I cannot emphasize enough the efforts and OS-level programming techniques dedicated to achieving - not just the functional integration of MAXTIME with TransModeler, but also ensuring the integration is intuitive, seamless, and at the very least user-friendly, while at best, hopefully, attractive.
Use Cases
Simulation and Assessment of Advanced ITS Technology: Evaluate any advanced Intelligent Transportation System (ITS) technology interacting with Q-Free signal controllers, such as Transit Signal Priority or Adaptive Traffic Signal Control.
High-Performance City-Wide Simulation: Enable scenario-replay AI training with city-wide simulations, offering a platform for comprehensive training scenarios.
Integrated Corridor Management (ICM): Managing traffic flow across freeway, transit, arterial, and parking systems within a corridor, and optimizing the coordination of signals across interconnected intersections.
Predictive Analytics for Transportation Systems: Enhance decision-making with predictive analytics for transportation systems, allowing for proactive planning and optimization.
Seamless Controller Database and Firmware Bench Testing: Conduct thorough bench testing of controller databases and firmware, with the flexibility to simulate arbitrarily fast or slow clock time, comprehensive detector events, and edge cases of traffic flow scenarios that may be hard to capture in the field but involve life-and-death once occured.
Traffic Signal Optimization: Optimize traffic signal settings for improved efficiency, considering real-world scenarios and traffic patterns.

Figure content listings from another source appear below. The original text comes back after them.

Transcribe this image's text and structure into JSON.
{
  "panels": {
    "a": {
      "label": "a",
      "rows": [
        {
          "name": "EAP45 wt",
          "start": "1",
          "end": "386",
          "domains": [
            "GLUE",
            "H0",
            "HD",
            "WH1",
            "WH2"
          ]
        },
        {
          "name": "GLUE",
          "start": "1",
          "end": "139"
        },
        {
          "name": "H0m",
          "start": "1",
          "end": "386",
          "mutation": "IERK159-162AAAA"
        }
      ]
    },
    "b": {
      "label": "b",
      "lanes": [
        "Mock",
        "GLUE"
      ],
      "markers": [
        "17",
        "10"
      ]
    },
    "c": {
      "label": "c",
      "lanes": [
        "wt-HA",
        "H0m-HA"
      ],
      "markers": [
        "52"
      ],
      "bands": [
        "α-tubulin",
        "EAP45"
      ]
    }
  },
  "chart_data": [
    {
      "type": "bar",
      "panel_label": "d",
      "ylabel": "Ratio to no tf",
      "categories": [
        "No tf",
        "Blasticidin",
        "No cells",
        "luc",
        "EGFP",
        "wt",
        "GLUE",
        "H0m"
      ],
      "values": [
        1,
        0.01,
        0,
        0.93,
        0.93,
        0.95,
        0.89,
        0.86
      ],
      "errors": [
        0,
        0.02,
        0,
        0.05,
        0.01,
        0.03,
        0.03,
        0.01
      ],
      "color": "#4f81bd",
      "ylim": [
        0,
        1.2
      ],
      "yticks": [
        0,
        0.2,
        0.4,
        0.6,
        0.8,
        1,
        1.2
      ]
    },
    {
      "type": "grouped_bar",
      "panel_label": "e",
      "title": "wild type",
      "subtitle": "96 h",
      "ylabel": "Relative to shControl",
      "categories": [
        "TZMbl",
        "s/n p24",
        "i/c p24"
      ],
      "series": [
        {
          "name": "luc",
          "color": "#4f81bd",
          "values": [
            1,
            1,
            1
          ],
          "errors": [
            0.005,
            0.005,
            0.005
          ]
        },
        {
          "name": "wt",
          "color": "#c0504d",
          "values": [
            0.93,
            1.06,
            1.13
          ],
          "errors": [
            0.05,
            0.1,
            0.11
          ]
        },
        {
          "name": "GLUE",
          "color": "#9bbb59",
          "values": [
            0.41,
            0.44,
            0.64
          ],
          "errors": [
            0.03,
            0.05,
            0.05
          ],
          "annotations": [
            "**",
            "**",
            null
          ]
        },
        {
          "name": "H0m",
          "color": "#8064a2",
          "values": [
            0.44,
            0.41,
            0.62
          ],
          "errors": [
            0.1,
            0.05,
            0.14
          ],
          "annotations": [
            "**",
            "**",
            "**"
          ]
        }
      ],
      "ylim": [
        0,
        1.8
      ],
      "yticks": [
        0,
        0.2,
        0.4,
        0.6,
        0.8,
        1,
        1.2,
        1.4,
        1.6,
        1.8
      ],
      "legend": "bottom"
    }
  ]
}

Educational Tool for ITS Engineers: Serve as an invaluable tool for educating the next generation of Traffic and Intelligent Transportation Systems (ITS) engineers, offering a hands-on experience in a virtual environment.
ATSPM Applications
The MAXTIME controller integrated with TransModeler can generate High-Resolution Signal Event data along with various simulation-based performance metrics.
The significance lies in the fact that this process produces signal events data at a pace much faster than real time, utilizing an authentic controller firmware, and in a controlled environment with different traffic flow scenarios and detection layouts.
This data can seamlessly integrate with any real-world ATSPM system, including the open-source ATSPM developed by the Utah Department of Transportation.
This line should bring a smile to your face, especially if you've ever grappled with the scarcity of high-quality traffic performance data. Most importantly, it enables you to cross-validate the ATSPM using other simulation-generated metrics as a basis for fine-tuning, adjusting, and diagnosing your field ITS infrastructure. Doesn't the prospect of an ATSPM-in-the-loop simulation sound enticing?